ABOUT THE BOOK
Have you ever worked in a minimum-wage job? Do you know what it means to "stretch" a dollar? If you answered YES to any one of these questions, this book is for you. Nickel and Dimed by Barbara Ehrenreich is a true account of the author's experience trying to survive while making a living on six to seven dollars an hour. Her efforts to find a "good paying job" lead her to move from Florida to Maine and then to Minnesota. She discouvers that even low-pyaing jobs can be a mental and physical strain on the body, and that sometimes it takes two low-paying jobs just to make ends meet.
Nickel and Dimed was selected by the LU Common Read Book Committee for its engaging dialogue, and for the broad range of intellectually stimulating campus activities and topics for discussion that it can provide. The Committee members felt strongly that the book conveys a true sense of American life, and therefore would be a of great interest to the campus community. We hope you enjoy the first Common Read book, Nickel and Dimed.
ABOUT THE AUTHOR
Barbara Ehrenreich is the author of numerous widely published articles and essays and several books, including the New York Times bestseller Nickel and Dimed. She received teh Sydney Hillman Award for Journalism and a Brill's Content "Honorable Mention" (1999) for a chaper of her book, Nickel and Dimed, (Owl Books, 2002) which appeared in Harper's Magazine in January 1999. A second essay entitled "Maid to Order," which grew out of her research for Nickel and Dimed, was also published in Harper's Magazine (2000(.
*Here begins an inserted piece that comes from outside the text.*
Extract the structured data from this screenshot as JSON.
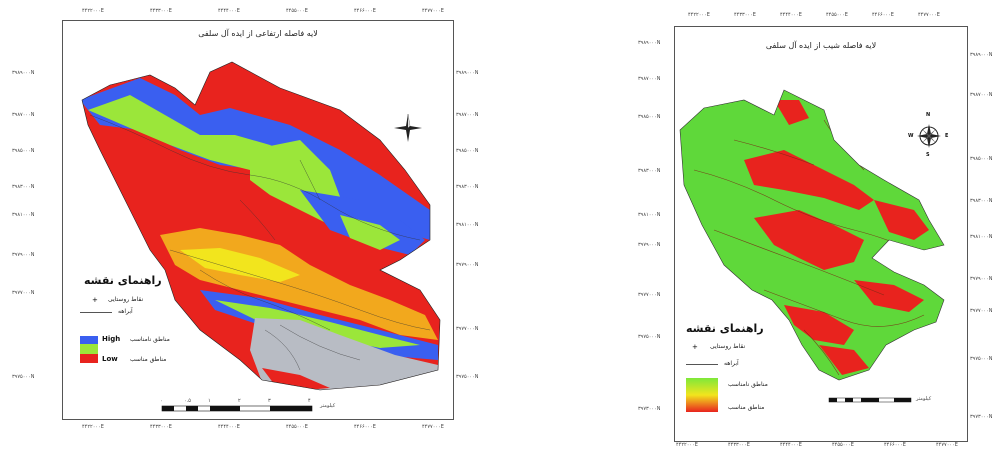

Ms. Ehrenreich has Ph.D. in Biology from Rockefeller University. She has been the recipient of numerous grants and awards, including a grant for Research and writing from the John D. and Catherine T. MacArthur Foundation (1995). In 1998 and in 2000 she taught essay writing at the Graduate School of Journalism at the University of California, Berkeley.
Other works by Ms. Ehrenreich include, Fear of Falling: The Inner Life of the Middle Class (Pantheon Books, 1989), which was nominate for a National Book Critics' Award in 1989, Bait and Switch: The (Futile) Pursuit of the American Dream published in 2005, and most recently, Dancing in the Streets: A History of Collective Joy (January 2007). Ms. Ehrenreich resides in Virginia.